Travis and I wrapped up our weekend of semi-debauchery by attending our second Astros game of the weekend, the second game of a three-game series against the Seattle Mariners. Saturday's giveaway was a Brad Ausmus surfer bobblehead doll (pictured) to the first 10,000 attendants. We got to the game about 30 minutes ahead of time, but unfortunately, all of the bobbleheads were gone. We were unhappy as each of us really wanted one.
So, after the Astros took care of the Mariners 9-4, Travis and I finished our time in Minute Maid Park by seeking one out. After quickly determining that no one in their right mind would leave one behind at their seat as they left, we proceeded to make our way out to the main concourse to try and buy one from someone.
As we walked up the aisle from our seats toward the concourse, Travis began asking people he spotted with more than one in their hand if they would sell him one for the reasonable price of $10. Several said no. Then he approached a family of seven or eight, and offered $15 to any member of the family who would sell him one. All of them denied him. "Good Lord, what family needs eight bobblehead dolls?" I remarked.

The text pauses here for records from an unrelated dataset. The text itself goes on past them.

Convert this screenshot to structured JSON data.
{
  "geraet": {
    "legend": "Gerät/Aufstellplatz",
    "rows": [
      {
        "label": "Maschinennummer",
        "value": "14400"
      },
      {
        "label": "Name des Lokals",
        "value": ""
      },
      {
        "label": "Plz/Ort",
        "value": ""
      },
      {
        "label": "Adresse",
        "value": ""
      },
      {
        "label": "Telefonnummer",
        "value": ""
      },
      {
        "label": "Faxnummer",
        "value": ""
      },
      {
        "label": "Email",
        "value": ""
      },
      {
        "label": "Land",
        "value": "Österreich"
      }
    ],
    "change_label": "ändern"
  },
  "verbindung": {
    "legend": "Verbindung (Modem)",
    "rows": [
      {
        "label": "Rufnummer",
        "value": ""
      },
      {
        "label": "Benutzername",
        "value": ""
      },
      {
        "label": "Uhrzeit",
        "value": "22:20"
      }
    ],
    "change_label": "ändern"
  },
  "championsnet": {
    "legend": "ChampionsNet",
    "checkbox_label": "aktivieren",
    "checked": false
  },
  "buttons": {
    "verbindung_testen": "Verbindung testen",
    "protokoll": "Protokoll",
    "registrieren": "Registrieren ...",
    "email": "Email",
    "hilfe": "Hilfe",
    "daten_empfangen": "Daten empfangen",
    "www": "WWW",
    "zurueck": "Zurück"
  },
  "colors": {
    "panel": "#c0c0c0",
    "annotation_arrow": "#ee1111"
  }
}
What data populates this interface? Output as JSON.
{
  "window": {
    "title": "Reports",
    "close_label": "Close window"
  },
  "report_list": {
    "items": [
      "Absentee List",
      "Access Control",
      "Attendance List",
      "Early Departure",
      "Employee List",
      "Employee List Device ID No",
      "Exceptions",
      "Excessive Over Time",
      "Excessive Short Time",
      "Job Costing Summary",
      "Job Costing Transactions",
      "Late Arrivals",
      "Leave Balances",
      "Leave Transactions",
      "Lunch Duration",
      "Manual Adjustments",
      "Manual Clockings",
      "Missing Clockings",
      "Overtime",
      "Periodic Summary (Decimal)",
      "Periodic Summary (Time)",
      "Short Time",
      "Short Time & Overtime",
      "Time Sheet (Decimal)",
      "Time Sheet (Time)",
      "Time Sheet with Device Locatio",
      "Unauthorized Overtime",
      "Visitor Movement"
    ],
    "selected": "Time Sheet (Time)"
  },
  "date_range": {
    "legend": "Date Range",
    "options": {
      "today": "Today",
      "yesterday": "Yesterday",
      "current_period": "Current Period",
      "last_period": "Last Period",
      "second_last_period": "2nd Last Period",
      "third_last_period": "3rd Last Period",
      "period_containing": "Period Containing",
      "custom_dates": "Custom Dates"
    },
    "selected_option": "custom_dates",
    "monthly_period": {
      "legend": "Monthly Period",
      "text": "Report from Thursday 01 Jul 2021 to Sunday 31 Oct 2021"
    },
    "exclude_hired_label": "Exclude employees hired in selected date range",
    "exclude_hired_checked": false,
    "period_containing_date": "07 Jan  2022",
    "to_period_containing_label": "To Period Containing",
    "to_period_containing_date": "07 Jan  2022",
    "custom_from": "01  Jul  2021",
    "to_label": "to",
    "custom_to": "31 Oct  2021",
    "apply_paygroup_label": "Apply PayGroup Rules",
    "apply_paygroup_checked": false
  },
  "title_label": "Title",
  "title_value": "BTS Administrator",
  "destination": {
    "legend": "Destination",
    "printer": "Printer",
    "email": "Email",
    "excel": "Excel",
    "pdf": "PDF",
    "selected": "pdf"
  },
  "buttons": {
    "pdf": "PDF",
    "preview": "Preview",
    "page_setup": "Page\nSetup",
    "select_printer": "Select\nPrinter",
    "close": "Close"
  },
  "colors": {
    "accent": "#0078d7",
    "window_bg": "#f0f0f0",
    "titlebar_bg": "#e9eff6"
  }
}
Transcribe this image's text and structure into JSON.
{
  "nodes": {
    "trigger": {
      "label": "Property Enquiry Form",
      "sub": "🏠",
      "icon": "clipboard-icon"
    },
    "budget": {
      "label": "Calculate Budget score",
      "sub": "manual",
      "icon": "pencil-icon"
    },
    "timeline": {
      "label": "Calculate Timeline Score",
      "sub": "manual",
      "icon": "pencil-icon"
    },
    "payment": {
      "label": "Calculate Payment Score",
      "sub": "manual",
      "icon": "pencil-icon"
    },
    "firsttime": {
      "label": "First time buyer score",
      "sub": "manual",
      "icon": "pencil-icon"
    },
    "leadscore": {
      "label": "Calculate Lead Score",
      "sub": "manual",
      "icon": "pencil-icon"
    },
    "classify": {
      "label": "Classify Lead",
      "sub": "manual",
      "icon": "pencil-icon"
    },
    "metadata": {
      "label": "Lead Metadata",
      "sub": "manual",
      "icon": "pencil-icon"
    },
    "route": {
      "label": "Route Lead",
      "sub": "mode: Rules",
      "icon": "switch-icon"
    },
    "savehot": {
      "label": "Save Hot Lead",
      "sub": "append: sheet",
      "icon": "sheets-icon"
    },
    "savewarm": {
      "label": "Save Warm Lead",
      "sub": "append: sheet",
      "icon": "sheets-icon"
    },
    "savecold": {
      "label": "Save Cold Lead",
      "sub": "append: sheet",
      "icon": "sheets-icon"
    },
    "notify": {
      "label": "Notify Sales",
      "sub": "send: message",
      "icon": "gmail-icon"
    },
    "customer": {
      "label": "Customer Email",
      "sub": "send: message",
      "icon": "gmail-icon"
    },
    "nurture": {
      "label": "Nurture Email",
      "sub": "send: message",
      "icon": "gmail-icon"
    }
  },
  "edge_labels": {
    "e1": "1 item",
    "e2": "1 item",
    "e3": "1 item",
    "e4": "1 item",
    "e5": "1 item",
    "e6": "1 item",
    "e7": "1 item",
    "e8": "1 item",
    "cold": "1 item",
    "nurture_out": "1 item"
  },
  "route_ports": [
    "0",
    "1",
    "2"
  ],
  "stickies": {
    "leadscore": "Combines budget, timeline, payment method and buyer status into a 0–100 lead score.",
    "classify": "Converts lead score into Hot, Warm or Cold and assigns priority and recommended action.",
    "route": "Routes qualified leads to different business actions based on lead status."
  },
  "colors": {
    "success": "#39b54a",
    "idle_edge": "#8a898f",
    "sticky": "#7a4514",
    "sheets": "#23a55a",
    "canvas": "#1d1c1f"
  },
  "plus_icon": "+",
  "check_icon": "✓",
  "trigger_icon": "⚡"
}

Semi-desperation set in on Travis (I never really got too stressed about it even though I also wanted one badly). He pulled out a $20 bill and started waving it around in the middle of the crowded concourse yelling to anyone who would listen that he was willing to buy a bobblehead for $20. It was admittedly hilarious to watch. A Minute Maid Park employee came up to him after about a minute of his random open bidding. She politely told him he had to stop for a reason on which we weren't quite clear. However, it made sense to me. Minute Maid Park wants you spending money with Minute Maid Park inside Minute Maid Park, and not giving it to anyone else. They have that right to deny anyone to sell anything inside the walls of the stadium that they choose. Well, before we had to resort to street haggling and acts of coercion, Travis found a taker in a reasonable old cowboy who realized the thing would probably end up collecting dust on a shelf in his closet. It was really quite surprising that it took him as long as he did to find a taker.
As Travis paraded around happily with his $20 Ausmus bobblehead, I scoped the crowd out a little more to see if anyone looked willing to part with theirs. I tried in vain, asking a mother with four in her hands if I could purchase one. Then, I spotted an Asian family, a husband, wife and small child. I thought quickly, A) they're likely Mariners/Ichiro fans, B) They know their kid is probably the only one who actually wants one, and, C) Asian cultures are far more efficient and nowhere near as wasteful as American culture and probably don't even want an extra one.
So, I sent my brother over (he's a far less imposing presence than me) to ask them if they would sell him one for $10. The wife consulted in Japanese to her husband, and they agreed. As my brother handed her the money, she asked him if he was sure, like she may well have just given it to him if he had asked. That's when I truly realized, instead of selling an extra doll for well over its market price, almost all of these people would rather take it home just to hoard it away, probably in a closet or in a box somewhere in their attic.
I can see bringing and extra one home to give away to a friend, but if I am at the ballpark with a wife and three kids, and we have five bobblehead dolls, two or three of them are getting sold if someone asks. Hell, I'd probably stand outside the stadium and ask someone with empty hands if they wanted to buy one.
It's really a simple question. Do you want $40, or do you want to take up space in your closet? I'm taking the cash.